A nonredundant set of 4543 SNPs was identified between two chickpea genotypes. Experimental validation of 224 randomly selected SNPs showed superiority of Maq among individual tools, as 50.0% of SNPs predicted by Maq were true SNPs. For combinations of two tools, greatest accuracy (55.7%) was reported for Maq and Bowtie, with a combination of Bowtie, Maq, and Novoalign identifying 61.5% true SNPs. SNP prediction accuracy generally increased with increasing reads depth.
This study provides a benchmark comparison of tools as well as read depths for four commonly used tools for NGS SNP discovery in a crop species without a reference genome sequence. In addition, a large number of SNPs have been identified in chickpea that would be useful for molecular breeding.

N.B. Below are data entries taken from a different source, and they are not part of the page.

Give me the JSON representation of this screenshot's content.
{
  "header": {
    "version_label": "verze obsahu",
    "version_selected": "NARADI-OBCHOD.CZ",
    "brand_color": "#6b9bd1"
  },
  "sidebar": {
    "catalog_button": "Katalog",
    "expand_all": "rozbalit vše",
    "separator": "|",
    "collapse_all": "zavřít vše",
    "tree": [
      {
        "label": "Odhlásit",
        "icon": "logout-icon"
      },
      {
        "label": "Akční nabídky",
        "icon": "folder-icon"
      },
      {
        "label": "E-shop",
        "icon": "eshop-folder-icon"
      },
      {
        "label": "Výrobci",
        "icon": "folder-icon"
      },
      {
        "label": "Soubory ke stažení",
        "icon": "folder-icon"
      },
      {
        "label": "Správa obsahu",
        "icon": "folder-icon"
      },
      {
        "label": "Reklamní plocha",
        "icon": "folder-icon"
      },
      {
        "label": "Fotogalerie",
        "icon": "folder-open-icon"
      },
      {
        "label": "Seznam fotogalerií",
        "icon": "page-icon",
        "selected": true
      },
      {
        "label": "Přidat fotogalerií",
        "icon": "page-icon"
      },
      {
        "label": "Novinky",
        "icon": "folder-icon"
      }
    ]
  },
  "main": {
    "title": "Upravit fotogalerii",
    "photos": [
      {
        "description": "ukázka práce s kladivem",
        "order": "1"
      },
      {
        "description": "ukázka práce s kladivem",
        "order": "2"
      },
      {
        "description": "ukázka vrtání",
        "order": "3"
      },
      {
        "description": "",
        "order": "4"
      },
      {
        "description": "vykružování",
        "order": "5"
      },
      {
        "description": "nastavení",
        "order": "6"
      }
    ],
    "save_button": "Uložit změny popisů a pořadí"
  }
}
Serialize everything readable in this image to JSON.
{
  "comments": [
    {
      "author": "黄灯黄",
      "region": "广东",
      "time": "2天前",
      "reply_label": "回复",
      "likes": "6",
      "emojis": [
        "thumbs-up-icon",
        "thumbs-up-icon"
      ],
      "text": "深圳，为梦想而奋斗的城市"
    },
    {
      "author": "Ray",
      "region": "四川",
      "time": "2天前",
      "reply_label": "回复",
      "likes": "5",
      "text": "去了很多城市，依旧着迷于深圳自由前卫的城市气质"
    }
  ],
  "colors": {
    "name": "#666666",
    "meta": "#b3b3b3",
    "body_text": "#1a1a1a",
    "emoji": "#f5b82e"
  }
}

下一代测序(NGS)技术常用于通过与参考基因组比较进行重测序和挖掘单核苷酸多态性(SNP)。在缺乏参考基因组序列的作物物种中,如鹰嘴豆(Cicer arietinum),基于 NGS 的 SNP 发现是一个挑战。因此,与基于概率的共识调用统计方法和与参考序列比较不同,本研究应用了基于覆盖度的共识调用(CbCC)方法,并对两种基因型进行了 SNP 鉴定比较。
本研究采用了四种常用的短读序列比对工具(Maq、Bowtie、Novoalign 和 SOAP2),对鹰嘴豆基因型 ICC4958 和 ICC1882 进行了 1570 万和 2210 万次 Illumina 读取,同时使用了鹰嘴豆转录组组装(CaTA)。
在两个鹰嘴豆基因型之间鉴定出了 4543 个非冗余 SNP 。对 224 个随机选择的 SNP 进行了实验验证,结果表明 Maq 在单个工具中具有优势,Maq 预测的 SNP 中 50.0%为真实 SNP 。对于两种工具的组合,Maq 和 Bowtie 的准确率最高(55.7%),而 Bowtie、Maq 和 Novoalign 的组合则能识别 61.5%的真实 SNP 。SNP 预测的准确性通常随读深度的增加而增加。
本研究提供了一个无参考基因组序列的作物物种中四种常用 NGS SNP 发现工具以及读深度的基准比较。此外,在鹰嘴豆中还鉴定出了大量的 SNP ,这对分子育种非常有用。